The journey Wong wanted to take with Tony Leung in "2046" actually began in his film, "In the Mood for Love." In that film, Leung played Mr Chow. He's a writer, living in Hong Kong in 1962, who learns his wife is having an affair. Chow befriends, and eventually falls in love with, the other man's wife. His love is not returned.
"2046" picks up the story a few years later, with Mr. Chow alone, drifting among women, none of them able to make him forget his lost love.
"It's very sad. It's very sad," says Leung. "At the very beginning I think this is a story about a man (trying to) carry on his life after he broke up with the woman he loves. And he tries to change. He tries to forget the past. He tries to live like a new man.
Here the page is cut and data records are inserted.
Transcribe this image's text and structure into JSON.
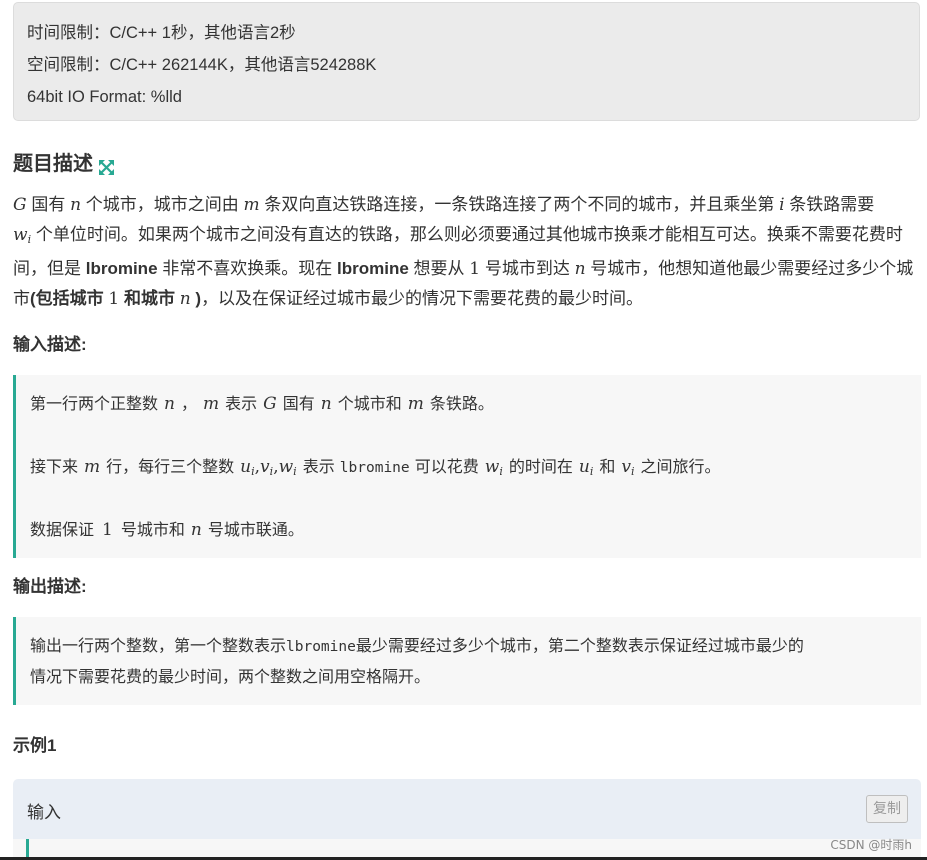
{
  "limits": {
    "time": "时间限制：C/C++ 1秒，其他语言2秒",
    "space": "空间限制：C/C++ 262144K，其他语言524288K",
    "format": "64bit IO Format: %lld"
  },
  "description": {
    "title": "题目描述",
    "expand_icon": "expand-arrows-icon",
    "s1": "国有",
    "s2": "个城市，城市之间由",
    "s3": "条双向直达铁路连接，一条铁路连接了两个不同的城市，并且乘坐第",
    "s4": "条铁路需要",
    "s5": "个单位时间。如果两个城市之间没有直达的铁路，那么则必须要通过其他城市换乘才能相互可达。换乘不需要花费时间，但是",
    "name1": "lbromine",
    "s6": "非常不喜欢换乘。现在",
    "name2": "lbromine",
    "s7": "想要从",
    "s8": "号城市到达",
    "s9": "号城市，他想知道他最少需要经过多少个城市",
    "bold_open": "(包括城市",
    "bold_and": "和城市",
    "bold_close": ")",
    "s10": "，以及在保证经过城市最少的情况下需要花费的最少时间。"
  },
  "math": {
    "G": "G",
    "n": "n",
    "m": "m",
    "i": "i",
    "w": "w",
    "sub_i": "i",
    "one": "1",
    "uvw": "u",
    "v": "v",
    "comma": ","
  },
  "input_section": {
    "title": "输入描述:",
    "l1a": "第一行两个正整数",
    "l1b": "，",
    "l1c": "表示",
    "l1d": "国有",
    "l1e": "个城市和",
    "l1f": "条铁路。",
    "l2a": "接下来",
    "l2b": "行，每行三个整数",
    "l2c": "表示",
    "l2d": "lbromine",
    "l2e": "可以花费",
    "l2f": "的时间在",
    "l2g": "和",
    "l2h": "之间旅行。",
    "l3a": "数据保证",
    "l3b": "号城市和",
    "l3c": "号城市联通。"
  },
  "output_section": {
    "title": "输出描述:",
    "l1a": "输出一行两个整数，第一个整数表示",
    "l1b": "lbromine",
    "l1c": "最少需要经过多少个城市，第二个整数表示保证经过城市最少的",
    "l2": "情况下需要花费的最少时间，两个整数之间用空格隔开。"
  },
  "example": {
    "title": "示例1",
    "input_label": "输入",
    "copy_label": "复制"
  },
  "watermark": "CSDN @时雨h",
  "colors": {
    "accent": "#28a993",
    "limits_bg": "#ebebeb",
    "block_bg": "#f7f7f7",
    "example_header_bg": "#e9eef5"
  }
}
He thinks he's changed entirely, he sees things, he acts differently, but deep down inside him I think he still lingers with the past and that's sad."
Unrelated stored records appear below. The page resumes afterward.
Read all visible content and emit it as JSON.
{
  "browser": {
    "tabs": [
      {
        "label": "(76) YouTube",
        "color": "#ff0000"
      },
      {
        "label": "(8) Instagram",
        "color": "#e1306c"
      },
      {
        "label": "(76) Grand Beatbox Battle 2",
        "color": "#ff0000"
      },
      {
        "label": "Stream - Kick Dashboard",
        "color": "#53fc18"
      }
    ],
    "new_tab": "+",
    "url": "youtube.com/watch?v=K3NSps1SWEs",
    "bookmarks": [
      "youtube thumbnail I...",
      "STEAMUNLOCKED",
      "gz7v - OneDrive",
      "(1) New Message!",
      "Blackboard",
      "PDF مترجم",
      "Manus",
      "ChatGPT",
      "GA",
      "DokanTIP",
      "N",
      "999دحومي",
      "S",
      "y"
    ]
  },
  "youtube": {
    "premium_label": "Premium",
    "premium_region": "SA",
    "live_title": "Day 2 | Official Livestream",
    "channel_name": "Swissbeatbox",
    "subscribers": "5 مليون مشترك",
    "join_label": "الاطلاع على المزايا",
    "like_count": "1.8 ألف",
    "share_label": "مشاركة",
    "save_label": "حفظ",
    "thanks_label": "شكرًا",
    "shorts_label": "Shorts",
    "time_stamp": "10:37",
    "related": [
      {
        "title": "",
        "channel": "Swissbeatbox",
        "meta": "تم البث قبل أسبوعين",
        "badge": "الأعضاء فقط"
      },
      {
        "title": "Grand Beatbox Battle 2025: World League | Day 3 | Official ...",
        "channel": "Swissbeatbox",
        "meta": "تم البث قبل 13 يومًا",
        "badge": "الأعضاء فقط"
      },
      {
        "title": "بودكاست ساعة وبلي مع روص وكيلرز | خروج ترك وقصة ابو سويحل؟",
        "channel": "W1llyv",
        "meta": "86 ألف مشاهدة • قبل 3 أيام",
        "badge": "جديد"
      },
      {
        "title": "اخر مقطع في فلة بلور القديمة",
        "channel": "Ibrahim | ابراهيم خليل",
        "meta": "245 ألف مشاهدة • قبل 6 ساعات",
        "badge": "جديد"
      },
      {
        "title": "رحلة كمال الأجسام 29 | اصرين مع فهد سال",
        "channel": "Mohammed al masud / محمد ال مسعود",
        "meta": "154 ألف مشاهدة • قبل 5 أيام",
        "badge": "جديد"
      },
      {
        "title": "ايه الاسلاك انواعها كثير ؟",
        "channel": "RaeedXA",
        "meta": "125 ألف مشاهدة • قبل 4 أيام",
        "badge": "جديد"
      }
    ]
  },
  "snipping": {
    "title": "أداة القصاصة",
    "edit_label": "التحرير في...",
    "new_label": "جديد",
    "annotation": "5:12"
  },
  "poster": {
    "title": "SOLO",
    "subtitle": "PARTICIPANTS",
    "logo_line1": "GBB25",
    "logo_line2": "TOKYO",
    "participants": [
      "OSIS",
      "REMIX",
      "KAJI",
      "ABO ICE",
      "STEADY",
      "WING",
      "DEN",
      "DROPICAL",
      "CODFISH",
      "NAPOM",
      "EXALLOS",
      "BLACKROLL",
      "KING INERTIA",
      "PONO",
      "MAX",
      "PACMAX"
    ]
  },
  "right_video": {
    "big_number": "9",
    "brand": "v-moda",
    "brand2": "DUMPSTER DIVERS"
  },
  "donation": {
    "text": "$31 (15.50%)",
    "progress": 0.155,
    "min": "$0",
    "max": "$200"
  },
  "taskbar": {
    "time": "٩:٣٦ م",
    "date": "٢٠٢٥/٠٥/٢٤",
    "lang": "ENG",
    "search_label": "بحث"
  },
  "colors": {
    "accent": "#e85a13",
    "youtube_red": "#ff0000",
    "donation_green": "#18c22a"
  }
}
"2046" takes its name from Mr Chow's room number in his residential hotel. It's also the title of a science fiction story Chow writes. The story is about a train that leave for the year 2046, taking people to a place where they can reclaim lost memories. Despite his best efforts, Chow is unable to escape the past.
Mr. Chow is a hardened tragic figure, who dresses in smart suits, with brilliantined hair. He seldom smiles.
Tony Leung looks nothing like Mr. Chow. He dresses casually, wearing jeans and a sweatshirt. He never stops grinning. He says at first, Wong Kar Wai told him to just play the same Mr. Chow as in the first film. But Leung says he needed a new challenge.
"And I said, 'I need something to get hold of to make myself believe that I am a new person. Can I have a moustache?' And he said 'No!'" Leung laughs.
The actor persisted though, and eventually won out. He says he rebuilt his character from the moustache out. Of course, it was a little more complicated than just growing some facial hair. Actually, it was much more complicated.
"2046" took five years to complete. There was the time needed to create the lush sets and costumes, and to work through the improvised script.
Leung had to leave to make three other movies during the time. The production was then delayed by the SARS epidemic. Its much anticipated premiere at the Cannes film festival in 2004 was marred by complaints it felt unfinished.
Now, re-edited, it's being released in the U.S. The New York Times calls it an unqualified triumph.
Leung seems pleased with the film, and he's already looking forward to his next collaboration with Wong Kar Wai.
"We will do a Kung Fu movie next year based on the true story of the teacher of Bruce Lee," he says." So it will be a very different one from what have done in the last 10 years."
But will this one take five years to shoot too?
"If that takes five years I will die before the shooting is finished," Leung laughs.